Updated on June 6, 2011

One of the signature elements of the “Great American Dream” has always been a desire on the part of citizens to by their own home. Learning a few tips for obtaining a first time homebuyers loan can be important for those searching out there for a way to get that home mortgage loan when they have the desire and ability to own a home but maybe not a huge down payment, to use one example.

Basically, a first time home buyers loan usually always comes with first time home buyer assistance counseling and advice, not only by the lender but also by the government, in the form of pamphlets and “how to” instruction. There are a set of federal laws that speak to the regulation and administration of several different first time homebuyers federal grants and programs that currently exist, as a matter of fact.

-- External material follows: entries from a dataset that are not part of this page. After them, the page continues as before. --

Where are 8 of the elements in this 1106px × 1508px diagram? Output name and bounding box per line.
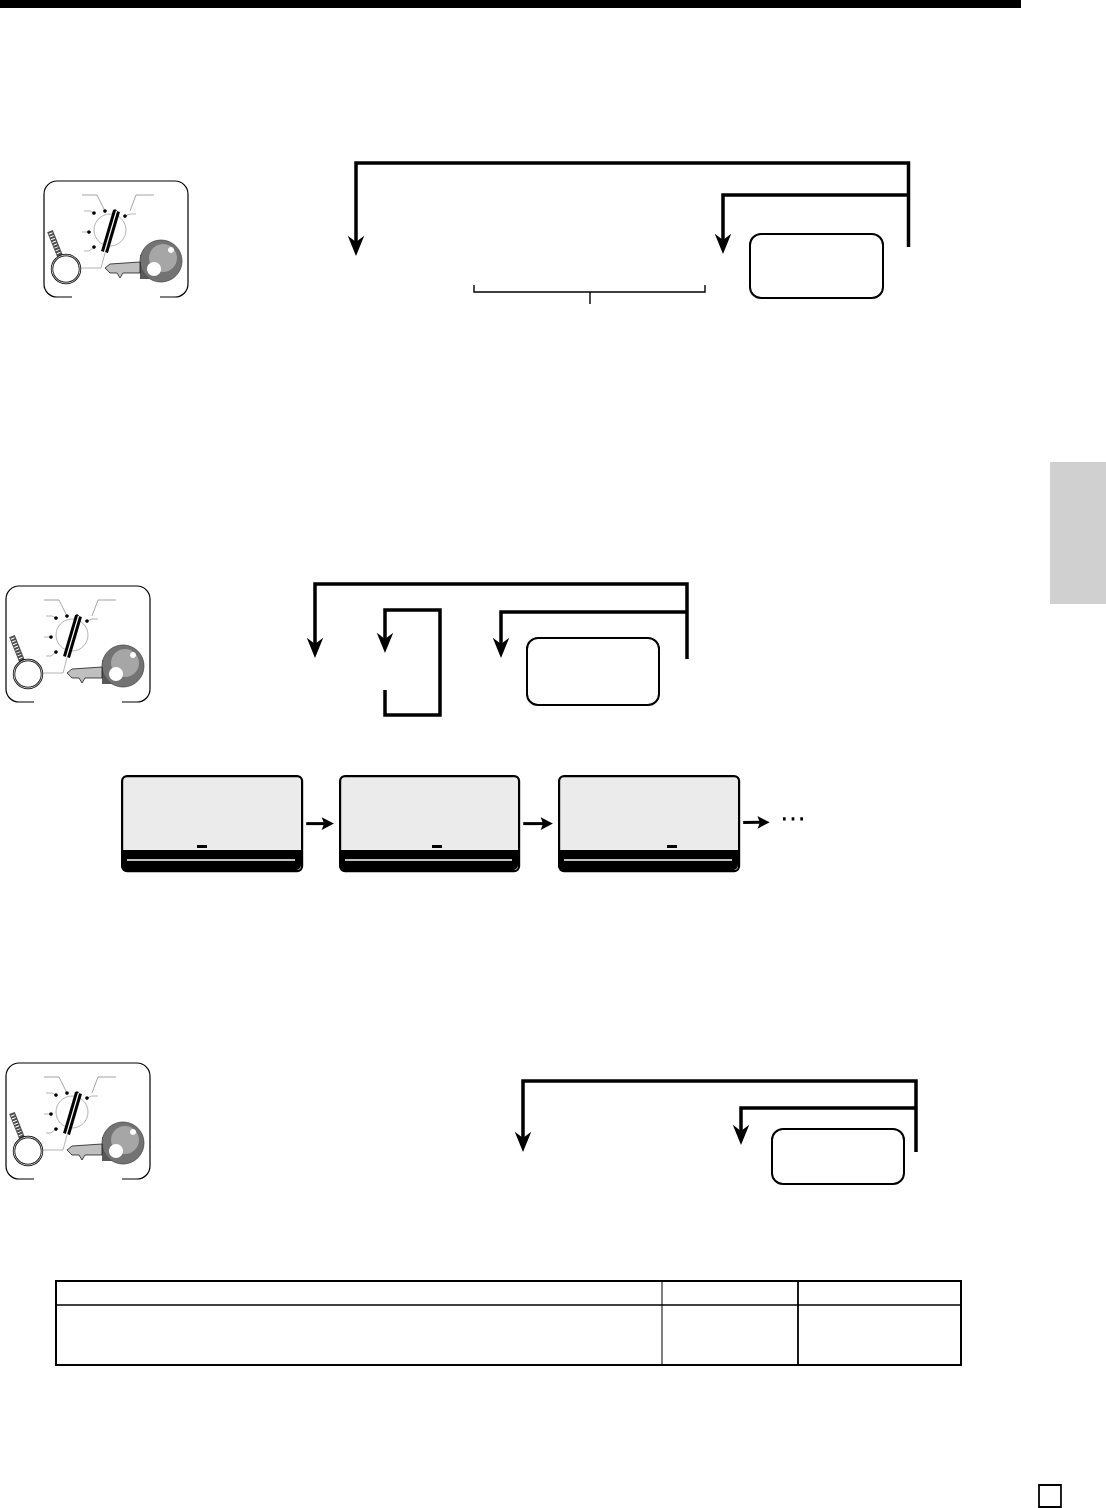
display-panel bbox=[121, 775, 304, 873]
ellipsis: ⋯ bbox=[783, 817, 803, 821]
rounded-box bbox=[771, 1128, 905, 1185]
display-panel bbox=[339, 775, 521, 873]
side-tab bbox=[1050, 462, 1106, 604]
rounded-box bbox=[526, 637, 660, 706]
rounded-box bbox=[749, 233, 884, 299]
display-panel bbox=[558, 775, 741, 873]
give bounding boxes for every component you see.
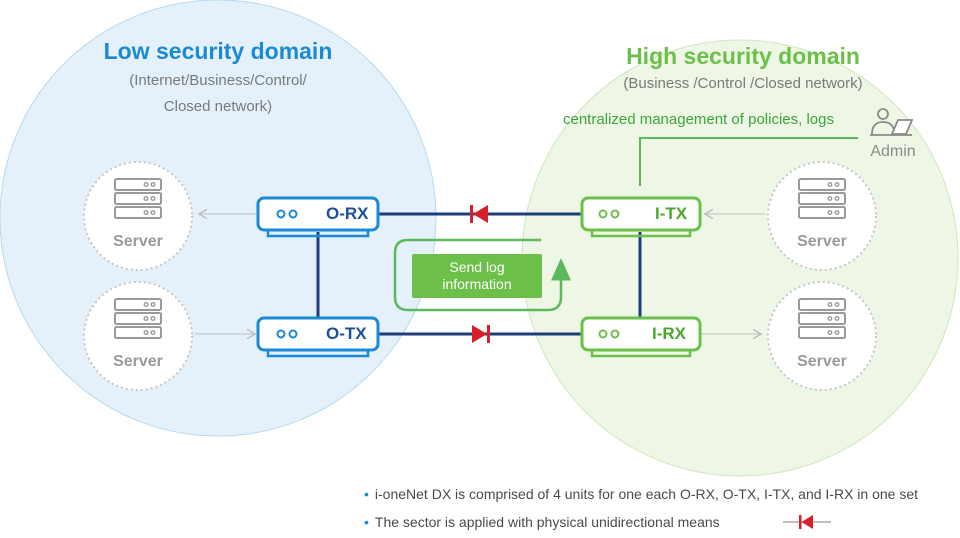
server-rack-icon <box>114 298 162 339</box>
admin-laptop-icon <box>870 108 914 136</box>
diode-upper-icon <box>470 205 488 223</box>
log-send-loop <box>393 238 571 312</box>
note-2-text: The sector is applied with physical unid… <box>374 514 720 530</box>
note-1: • i-oneNet DX is comprised of 4 units for… <box>364 486 918 502</box>
led-dots-icon <box>598 209 620 219</box>
diode-lower-icon <box>472 325 490 343</box>
send-log-line1: Send log <box>449 259 505 275</box>
high-domain-subtitle: (Business /Control /Closed network) <box>623 75 863 92</box>
legend-diode-icon <box>783 515 831 529</box>
unit-o-rx <box>256 196 380 238</box>
low-domain-title: Low security domain <box>103 38 333 64</box>
unit-label-i-tx: I-TX <box>655 204 688 223</box>
server-label-right-top: Server <box>797 233 847 250</box>
bullet-dot: • <box>364 486 369 502</box>
server-rack-icon <box>798 178 846 219</box>
unit-label-i-rx: I-RX <box>652 324 686 343</box>
bullet-dot: • <box>364 514 369 530</box>
server-label-left-top: Server <box>113 233 163 250</box>
management-link <box>639 137 858 186</box>
server-right-top <box>767 161 877 271</box>
server-label-left-bottom: Server <box>113 353 163 370</box>
unit-label-o-rx: O-RX <box>326 204 369 223</box>
led-dots-icon <box>276 329 298 339</box>
send-log-box: Send log information <box>412 254 542 298</box>
unit-i-rx <box>580 316 702 358</box>
high-domain-title: High security domain <box>626 43 860 69</box>
note-1-text: i-oneNet DX is comprised of 4 units for … <box>374 486 919 502</box>
led-dots-icon <box>598 329 620 339</box>
note-2: • The sector is applied with physical uni… <box>364 514 720 530</box>
server-rack-icon <box>114 178 162 219</box>
server-right-bottom <box>767 281 877 391</box>
led-dots-icon <box>276 209 298 219</box>
high-security-domain-circle <box>521 39 959 477</box>
low-domain-subtitle-line2: Closed network) <box>163 98 273 115</box>
unit-label-o-tx: O-TX <box>326 324 367 343</box>
management-label: centralized management of policies, logs <box>563 111 834 128</box>
server-left-top <box>83 161 193 271</box>
admin-label: Admin <box>870 143 916 160</box>
unit-i-tx <box>580 196 702 238</box>
low-domain-subtitle-line1: (Internet/Business/Control/ <box>129 72 307 89</box>
server-left-bottom <box>83 281 193 391</box>
unit-o-tx <box>256 316 380 358</box>
send-log-line2: information <box>442 276 512 292</box>
server-label-right-bottom: Server <box>797 353 847 370</box>
server-rack-icon <box>798 298 846 339</box>
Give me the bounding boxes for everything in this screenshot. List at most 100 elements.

Home loans for first time buyers, even in the current tight and credit market environment are possible, make no mistake about that. But, the work needed to qualify for a first time home buyers loan has increased greatly. What this means is that lining up a good credit history, references, stated or documented income and a host of other paperwork is just going to be a fact of life.

Nobody, though, who's looking for a first time home buyers loan program should become discouraged, because the government has a deep interest in encouraging home ownership in this country. There are federal grant programs as well as lender programs to help those looking for first time home buyers assistance programs find them.

The first thing to do is make use of the Internet and a search engine. Enter in any phrase related to first time home buyers loan programs and websites and there'll be literally hundreds of sites offering assistance. Be careful, though, to investigate thoroughly any site promising “no strings attached” grants and aid, because there are no real programs related to first time home buyers loan assistance that come with “no strings attached.”

Many lenders also have special programs set up for prospective home buyers out there on the market searching for their first home. These buyers usually have good credit and good jobs, but might not be able to swing a 20% down payment to keep LTV (“loan-to-value”) within traditional guidelines. Always check with any lender to see if it offers first time home buyers loan programs, in other words.